Buffet for Unwelcome Guests(23)

By:Christianna Brand


She stopped crying at once, raised her head triumphantly. ‘It couldn’t have been. Cyrus looked at it to see that it was polished clean; he always did after the servants left, he said that I…’ The lower lip began to wobble again. ‘I know he’s dead; but he wasn’t very kind,’ she said.

Not Theo then: who could not have known that the poisoned peach would reach his father. Not Bill, who could not have poisoned the peach at all. ‘And so,’ said Dr. Ross, ‘you come to me?’

It was very quiet out there on the terrace; the sun had gone down now and soon the stars would be out, almost invisible in the pale evening sky. They stood, still and quiet also, and for a little while all were silent. Elizabeth said slowly: ‘Inspector—Dr. Ross has a wife of his own; and children.’

‘He still might not care for the vision of you in the arms of “that filthy old brute” as he has called him.’

‘That went for us all,’ said the doctor.

‘But it was you that went for Mr. Caxton, doctor—wasn’t it? Or to him, if you prefer. Went to him and put down his throat a finger protected by a rubber finger-stall.’

A finger-stall—thrust down the throat of a man having an everyday choking fit. A finger-stall dabbled in advance in a tin of poison.

‘You don’t believe this?’ said Dr. Ross, staring aghast. ‘You can’t believe it? Murder my own patient!’ Elizabeth caught his arm, crying out, ‘Of course he doesn’t mean it!’ but he ignored her. ‘And murder him in such a way! And anyway, how could I have known he would have a choking fit?’

‘He was always having choking fits,’ said Cockie.

‘But Dr. Ross couldn’t have got the poison,’ said Elizabeth. ‘It wasn’t he who fetched the bag from the hall.’ She broke off. ‘Oh, Theo, I didn’t intend—’

‘I got the bag,’ said Theo. ‘But that doesn’t mean anything.’

‘It could mean it was you who dabbled the finger-stall in the poison.’

Theo’s round face lost colour. ‘Me, Inspector? How could I have? How could I know anything about it? I don’t know what they use finger-stalls for and what they don’t.’
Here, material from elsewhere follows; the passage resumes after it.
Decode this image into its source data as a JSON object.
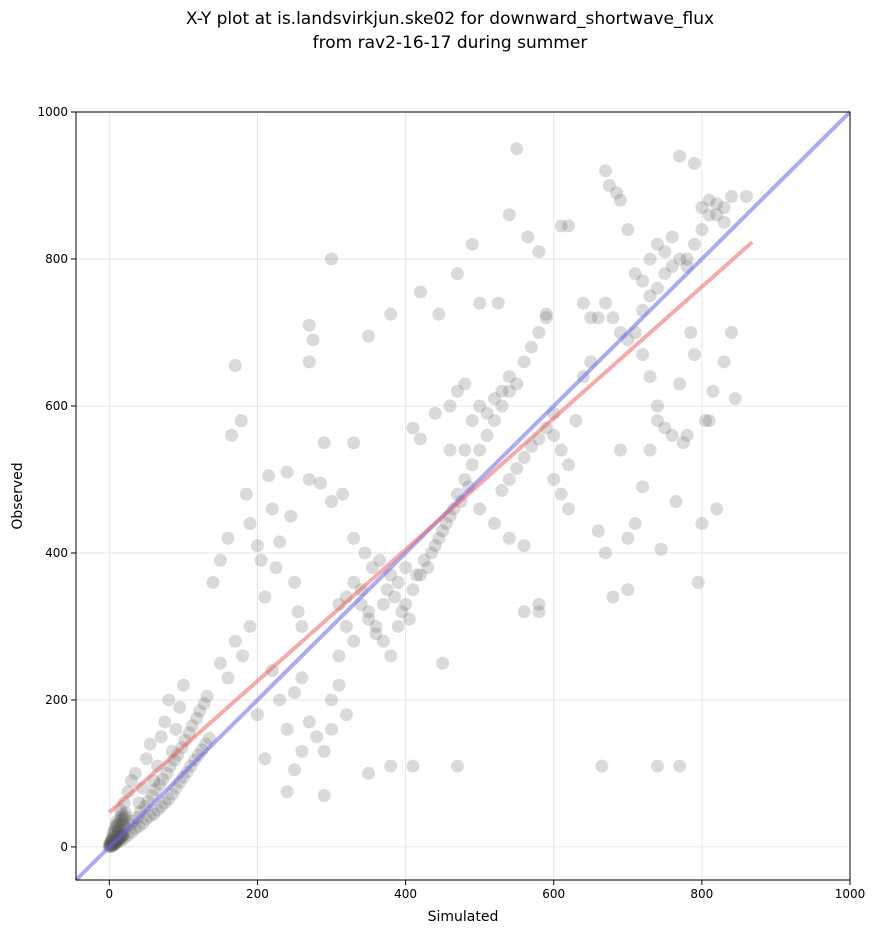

‘Anyway, he wouldn’t have had time,’ said Elizabeth. ‘Not to think it all out, undo the poison tin, find the finger-stall in the bag. Fingerstalls are kept in a side pocket, not floating about at the top of a medical bag.’

But in fact that was just where it had been: floating about at the top of the medical bag. Bill, crouching beside the doctor over the heaving body, had located it immediately and handed it to him. ‘I had used it on a patient just before I came to the church,’ said Dr. Ross patiently. ‘You can check if you like. I threw it into boiling water, dried it and chucked it back into the bag. I was in a hurry to come to the wedding.’

In a hurry—to come to Elizabeth’s wedding. ‘So the finger-stall was in the fore-front of your mind then, doctor?—when you brought in your medical bag and put it down on the chair and your eye fell on that tin of poison. Everyone is milling about, just back from the ceremony, not thinking of anyone except the bride and bridegroom. You take a little scoop of the poison, using the finger-stall—just in case occasion arises. And occasion does arise. What a bit of luck!’

‘Inspector Cockrill,’ said Elizabeth steadily, ‘this is all nonsense. Dr. Ross smelt the stuff on Cyrus’s breath, long before he put the finger-stall down his throat. You saw him yourself, like I said, sort of—snuffing…’

‘Sort of snuffing at nothing,’ said Cockie. ‘There was nothing to snuff at, was there, doctor?—not yet. But it placed the poison, you see, in advance of the true poisoning with the finger-stall. The man chokes, the doctor leans over him, pretends to be suspicious. Then the finger-stall down the throat; and this time there is something to snuff at. And when the finger-stall is later examined, the fact of its having been down the man’s throat will account for traces of cyanide on it. Now all that remains is to pin-point the earlier source of the poison. Well, that’s easy: he wipes off the finger-stall on the napkin; and then, so innocently!—places the napkin over the peach.’ His bright eyes, bird-like, looked triumphantly round upon them.

They all stood rigid, staring at the doctor: horrified, questioning. Elizabeth cried out: ‘Oh, it isn’t true!’ but on a note of doubt.

‘I don’t think so, no,’ said Cockie. ‘This isn’t a crime where anything was left to chance. And this is based on the chance that the old man might have a choking fit.’